Qualifying Conditions for Patients Under 18:

  • Cerebral Palsy
  • Cystic Fibrosis
  • Intractable Neuropathic Pain that Is Unresponsive to Standard Medical Treatments
  • Irreversible Spinal Cord Injury with Objective Neurological Indication of Intractable Spasticity
  • Muscular Dystrophy
  • Osteogenesis Imperfecta
  • Severe Epilepsy
  • Terminal Illness Requiring End-Of-Life Care
  • Tourette Syndrome for patients who have failed standard medical treatment
  • Uncontrolled Intractable Seizure Disorder


Patients cannot consume medical marijuana in any of the following areas in Connecticut:

Prohibited Consumption Areas:

  • School buses
  • Moving vehicles
  • Workplaces
  • Public or private schools
  • Dorms and other university property
  • Public places
  • and within the direct line of sight of a minor

Driving Under the Influence

Qualified patients, as well as everyone else, is prohibited from driving under the influence of cannabis. Violators can face criminal punishment under Connecticut's drugged driving laws.

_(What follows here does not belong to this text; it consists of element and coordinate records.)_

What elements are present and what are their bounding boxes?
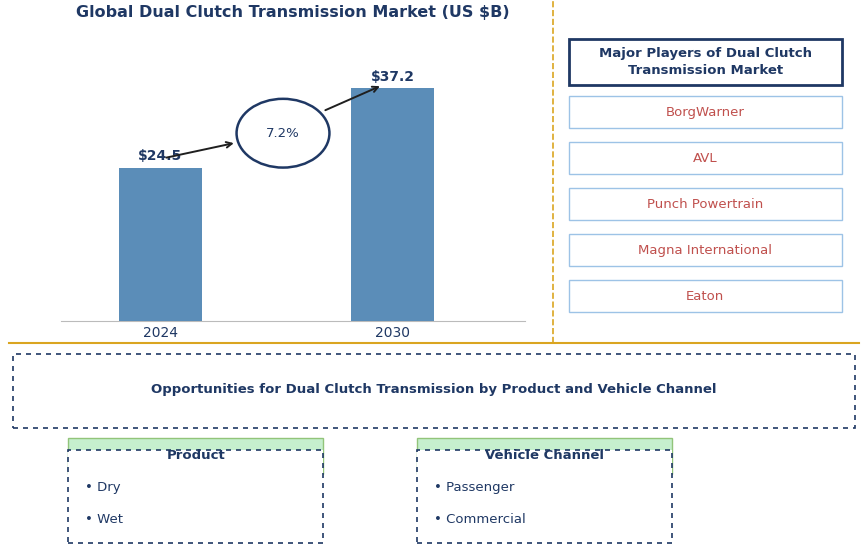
Text: Punch Powertrain: Punch Powertrain [648, 198, 763, 211]
Text: $24.5: $24.5 [138, 149, 182, 163]
Text: BorgWarner: BorgWarner [666, 106, 745, 119]
Title: Global Dual Clutch Transmission Market (US $B): Global Dual Clutch Transmission Market (… [76, 4, 510, 19]
FancyBboxPatch shape [13, 354, 855, 428]
Text: • Dry: • Dry [85, 481, 121, 494]
Text: • Wet: • Wet [85, 513, 123, 526]
Text: Eaton: Eaton [686, 290, 725, 303]
FancyBboxPatch shape [569, 143, 842, 174]
Bar [119, 168, 201, 321]
Text: • Passenger: • Passenger [434, 481, 515, 494]
Text: Source: Lucintel: Source: Lucintel [361, 361, 476, 374]
Text: Major Players of Dual Clutch
Transmission Market: Major Players of Dual Clutch Transmissio… [599, 47, 812, 77]
FancyBboxPatch shape [69, 438, 324, 474]
FancyBboxPatch shape [569, 234, 842, 266]
FancyBboxPatch shape [569, 280, 842, 312]
Text: • Commercial: • Commercial [434, 513, 526, 526]
FancyBboxPatch shape [69, 450, 324, 544]
FancyBboxPatch shape [569, 96, 842, 128]
Text: 7.2%: 7.2% [266, 127, 299, 140]
FancyBboxPatch shape [417, 438, 672, 474]
Bar [351, 88, 434, 321]
Text: Magna International: Magna International [638, 244, 773, 257]
Text: Opportunities for Dual Clutch Transmission by Product and Vehicle Channel: Opportunities for Dual Clutch Transmissi… [151, 383, 717, 396]
Text: Vehicle Channel: Vehicle Channel [485, 450, 604, 462]
Text: $37.2: $37.2 [371, 70, 414, 84]
FancyBboxPatch shape [417, 450, 672, 544]
Text: AVL: AVL [693, 152, 718, 165]
FancyBboxPatch shape [569, 39, 842, 85]
FancyBboxPatch shape [569, 189, 842, 220]
Text: Product: Product [167, 450, 225, 462]
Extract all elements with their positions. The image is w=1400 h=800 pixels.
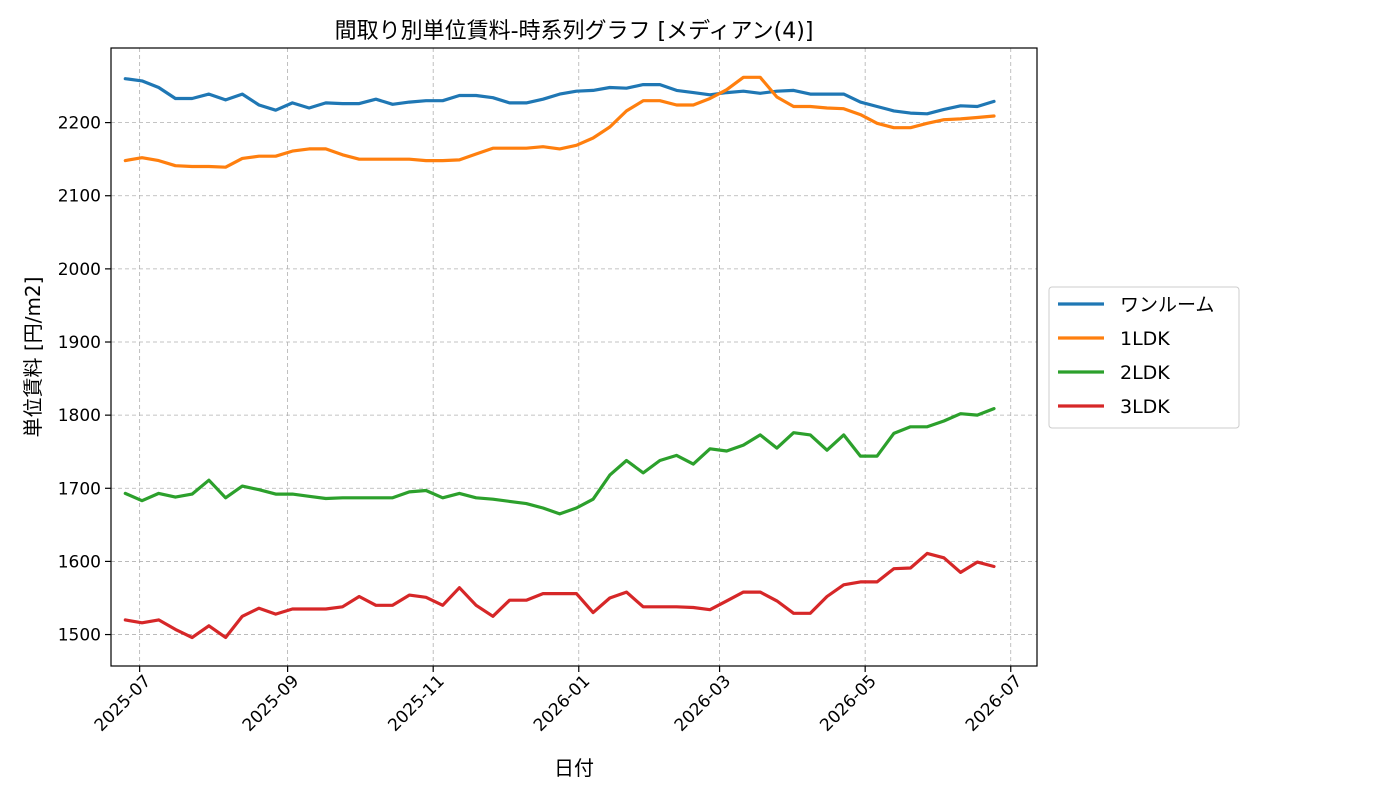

Under Connecticut law, qualified patients can designate a caregiver with their physician’s approval. To qualify as a caregiver, a person must:

CT Caregiver Requirements:

  • Be 18 years old or older
  • Agree to undertake the responsibility of managing a patient
  • Have no prior controlled substance convictions
  • Not be the qualifying patient’s physician

In the event a qualifying patient lacks legal capacity or is a minor, you must be the patient’s parent, guardian or have other legal custody of the patient. Patients are allowed to have one caregiver at a time and can change their caregiver through the DCP once a year, if needed.

Transporting Marijuana

Patients and designated caregivers can carry their medical marijuana purchased from state-approved dispensaries as long as it does not exceed the monthly allowable limits.


Connecticut does not acknowledge medical marijuana cards from any other state at this time.


Only state-approved producers are allowed to grow cannabis in Connecticut. No home cultivation is permitted at this time. 


Connecticut does not allow cannabis delivery of any kind.